Deporte GRAN CAMPEÓN

SEBASTIEN LOEB, NUNCA TAN ALTO

12/03/2018. Seis años después de haberse retirado del rally volvió el fin de semana en México y fue como si nunca se hubiera ido. Hasta que una filosa piedra impidió lo que para muchos hubiera sido “un milagro” menos para él…

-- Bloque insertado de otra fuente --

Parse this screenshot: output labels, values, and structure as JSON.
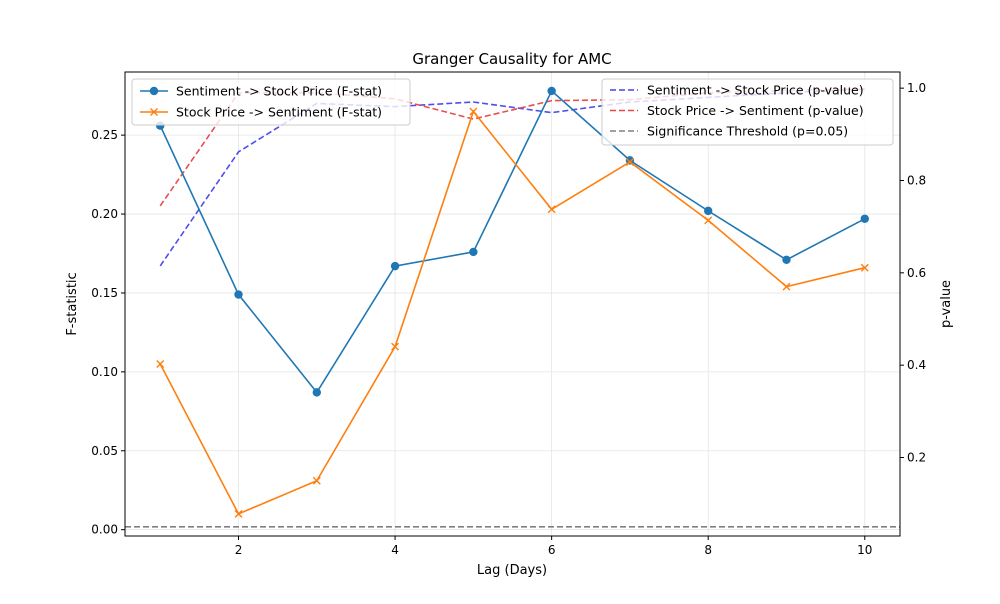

A los 44 años, luego de una impresionante campaña con nueve títulos mundiales en WRC que culminó en 2012, Sebastien Loeb, volvió a competir en forma oficial en la especialidad como parte de un programa acotado que incluye, el citado Rally de México, el Tour de Córcega y el Rally de Catalunya con Citroën, el equipo en el que empezó su carrera deportiva.
Con su última y fugaz reaparición en WRC en el Rally Montecarlo de 2015, Loeb se mantuvo muy activo en otras categorías – Rallycross y Rally Raid, en ambos casos, con Peugeot- sin embargo, ninguna de ellas es compatible con el WRC.
Pese a haber vencido en seis ocasiones en la prueba mexicana, lo único que podía haberlo alentarlo a una performance similar era el clima y el ámbito que propone la siempre excitante carrera, ya que casi el 30% de los recorridos actuales eran totalmente distintos a los que el múltiple campeón francés recorrió en su cabalgata triunfal por las tierras de Guanajuato.
Tampoco lo alentaban demasiado los 500 kilómetros de tests previos recorridos en dos días, ya que si bien le iban a servir de orientación, los suelos europeos a finales del invierno, no tienen mucho que ver con los del fin del verano mexicano.
Sin embargo, el Gran Campeón no solo volvió a competir “de igual a igual” en una especialidad mundial luego de seis años de ausencia, sino que lo hizo como en cualquiera de las 79 victorias en WRC, pasando a liderar la carrera en el segundo día de competencia, luego de largar en la posición 11ª y frente a lo mejor de la especialidad en pilotos y autos.
Todavía quedaba bastante por correr y sus rivales (el español Sordo con Hyundai y su compañero en Citroën, Meeke) lo amenazaban desde muy cerca, pero el gran campeón estaba dispuesto a dar batalla.
Y en eso estaba cuando un inoportuno pinchazo impidió, quizás no la victoria final (ganó Ogier y Loeb finalizó 5º), aunque si el desafío, no solo para Loeb, sino para todos los que hubieran querido medirse con él, ni más ni menos que la élite del rally mundial actual (“me encantó volver a estar en punta, pero no tanto cambiar una goma”, fue su “muy elocuente” confesión al final de la prueba).
De ahora en más, las dos carreras que comprenden su acotado programa anual, van a ser esperadas con otra expectativa, un incentivo extra para el WRC y nuevos desafíos para el Gran Campeón, quien volvió demostrando que “sigue volando alto” y todo hace suponer que volverá a intentarlo.